Wczorajszy przepis na chlebki to nic innego jak zajączki-bułeczki ze strony Cynamonowy Pył, Zajączki są tak urocze, że w ubiegłym roku pojawiły się na naszym stole. Jednak wykorzystałam inne ciasto, a mianowicie wspaniałe ciasto rosnące nocą – rano gdy wstałam od razu uformowałam zające i gdy szykowałam całe Wielkanocne śniadanie już świeże bułeczki czekały na stole. Polecam serdecznie :) W tym roku również są na naszej liście do zrobienia na Wielkanoc, więc i zdjęcia będą nowe :)
Składniki (9 szt):
- 3 szklanki mąki pszennej
- 1 łyżka mąki ziemniaczanej
- 1 łyżeczka soli
- 1 łyżka cukru
- 40 g drożdży
- 0,5 szklanki ciepłego mleka
- 0,5 szklanki wody
- 1/3 szklanki oleju
Dodatkowo :
- roztrzepane jajko do posmarowania chlebków lub mleko
Przygotowanie:
Mąki wraz z solą przesiać do misy, drożdże z łyżką cukru rozpuścić w ciepłym mleku i dodać do misy z mąką. Dodać również wodę i olej.
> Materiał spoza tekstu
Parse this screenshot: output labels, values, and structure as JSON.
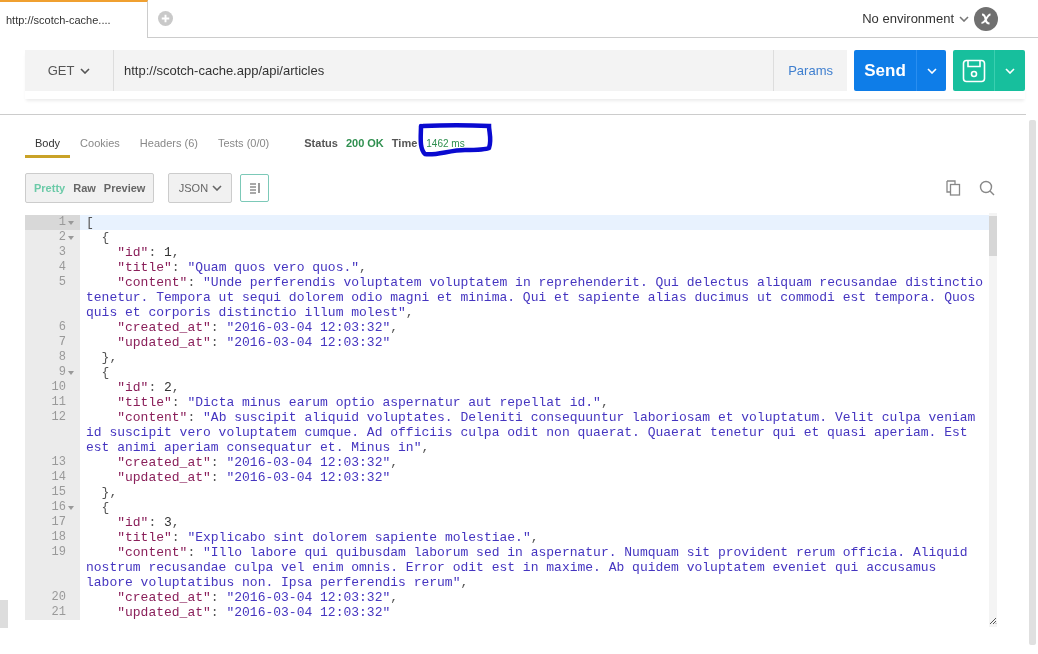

Wyrobić gładkie i elastyczne ciasto, ręcznie lub robotem. Zostawić na 5 min przykryte ściereczką i po tym czasie ponownie ciasto wyrobić, wyrabiać je około 5 min. Wyrobione ciasto przełożyć do dużej miski wysmarowanej oliwą lub olejem. Przykryć szczelnie wierzch miski folią i schować do lodówki na 6-8 godzin, np na noc.
Po tym czasie ciasto wyciągnąć z lodówki, krótko zagnieść aby odgazować ciasto. Z ciasta oderwać 9 kulek wielkości mandarynek (tułów) i ułożyć na blasze, zrobić 9 mniejszych kulek i przykleić do „tułowia” – to będą głowy, uformować z reszty ciasta uszy, przykleić do głowy, blaszki przykryć ściereczką i pozostawić do napuszenia na 30 min.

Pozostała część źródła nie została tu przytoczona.